SNP rs-939348 is located in the 1st intron after translation start site; it could modulate the level of expression of one of the transcripts encoded by THRα gene [15]. Al-Azzam SI et al., suggested that this SNP could have a role in the development of metabolic syndrome and Coronary Artery Disease (CAD). They indicated TT genotype and T allele are mainly responsible [16]. T allele of rs-939348 SNP creates a potential binding site for glucocortocoid receptors or Hepatic Nuclear Factor 1 (HNF 1). These transcription factors could regulate THRα gene expression. Otherwise these polymorphisms could influence the mRNA stability or splicing balance between the active THRα 1isoform and inactive other isoform [27].

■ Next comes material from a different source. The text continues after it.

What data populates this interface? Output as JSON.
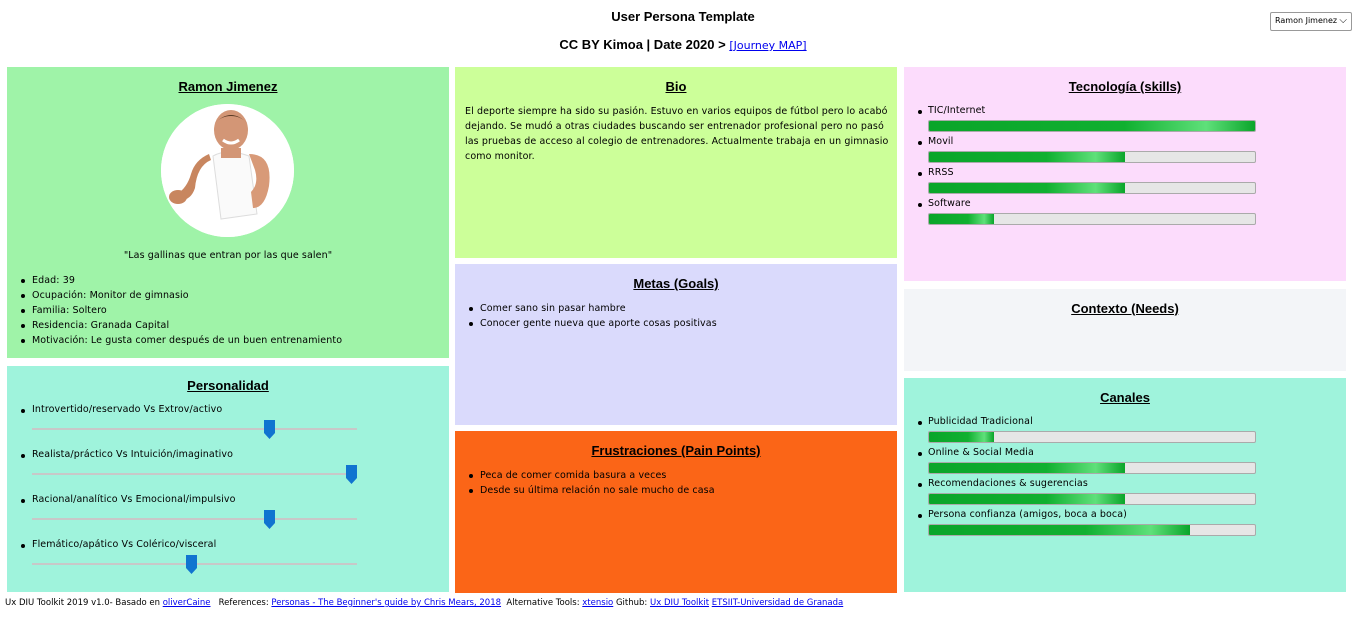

Above observations supported our study in the way that high TG and low HDL C levels were found among C/T and T/T genotype frequency of SNP rs-939348 of THRα gene. The present study observed the trend of increasing T allele in dyslipidemic hypothyroids. This indicates significant association of mutant T allele with developing dyslipidemia in hypothyroids and C allele may be considered as protective.
Limitation
Small sample size and duration may interfere the results of the study. Furthermore, the study selected the scattered population attending a tertiary care hospital. Larger sample size may be beneficial.
Conclusion
The present study constituted as an association study of THRα gene polymorphism and atherogenic dyslipidemia risk. The study also observed association between C/T or T/T genotype of THRα gene rs939348 and higher TG with lower HDLc levels. It can be hypothesised from the study that C/C genotype may have a lower incidence of dyslipidemia.